Appellant was subsequently re-tried and convicted of possession of cocaine with intent to deliver. In the interim between our order for rebriefing and now, appellant's companion case concerning his conviction for possession of cocaine with intent to deliver was brought before our court. Again, the State raised standing for the first time on appeal. We reached the merits of the appeal and held that the State's argument was not persuasive, given the fact that the State prosecuted appellant for maintaining a drug premises. We notedOfficer Tyrell's testimony that the residence belonged to appellant, and Crystal Starks's testimony that appellant was a frequent overnight guest as evidence that appellant had a reasonable expectation of privacy. We then held that the search was not justified under Rule 14.3, and reversed and remanded to the trial court. See Starks v. State, 74 Ark. App. 366, 49 S.W.3d 122 (2001).

In the present appeal, the State has abandoned its standing argument as well as the argument that Rule 14.3 provided justification for Officer Tyrell to re-enter the residence. However, it now asserts that appellant's motion to suppress did not specify the particular evidence that appellant sought to have suppressed and, consequently, that the motion did not challenge the suppression of all the evidence seized from the house. For good measure, the State includes an argument that any error was harmless.

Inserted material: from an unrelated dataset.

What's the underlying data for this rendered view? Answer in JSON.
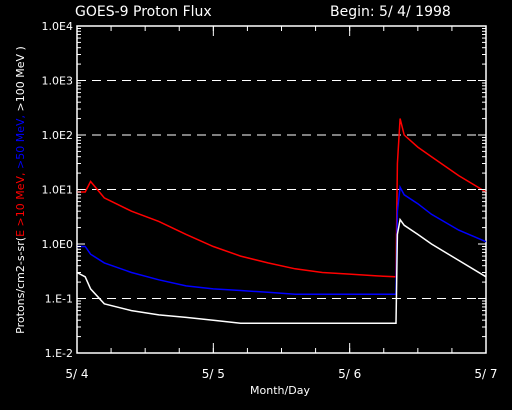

Perhaps some observers will view the State's course of conduct throughout this appeal as commendable and consistent with the notion of zealous advocacy. I do not. There is nothing commendable about a party advancing one position at trial and then asserting an altogether inconsistent position on appeal. That is what the State did when it argued that appellant lacked standing to challenge the search by Officer Tyrell on appeal after prosecuting appellant for maintaining a drug premises and arguing that the house "belonged" to him.

Further, there is nothing commendable about the State's position that appellant's suppression motion did not cover the drug paraphernalia and marijuana upon which his conviction was based. Appellant's suppression motion plainly stated that he sought tosuppress all evidence seized. The State never questioned the clarity or specificity of the suppression motion before the trial court, nor did the State even hint that it viewed the suppression motion as covering some seized items but excluding others. There was but one suppression motion. It explicitly challenged the search and seizure of all evidence. Any suggestion that it was intended to cover a fraction of the seized items is more than a fiction, it is a falsehood.

The Comment appended to the Arkansas version of Rule 3.8 of the Model Rules of Professional Conduct - the ethical code promulgated by our supreme court to govern how law is practiced - begins with this sentence: A prosecutor has the responsibility of a minister of justice and not simply that of an advocate. I hold the view that disingenuous arguments are never consistent with advocacy. I am even more convinced that they are abhorrent to any notion of justice when advanced by a "minister of justice." One need not torture the truth to be a zealous prosecutor. Waging a "war on drugs" is no excuse for waging a war on truth and justice.

1 I recognize that our decisions in Richard v. State, 64 Ark. App. 177, 983 S.W.2d 438 (1998) and Ramage v. State, 61 Ark. App. 174, 966 S.W.2d 267 (1998), allow the State to argue standing for the first time on appeal. However, I refer to the State's standing argument to emphasize the argument's inconsistency with the State's position at trial, i.e., that Starks had a significant connection to the residence such as to sustain a conviction for maintaining a drug premises.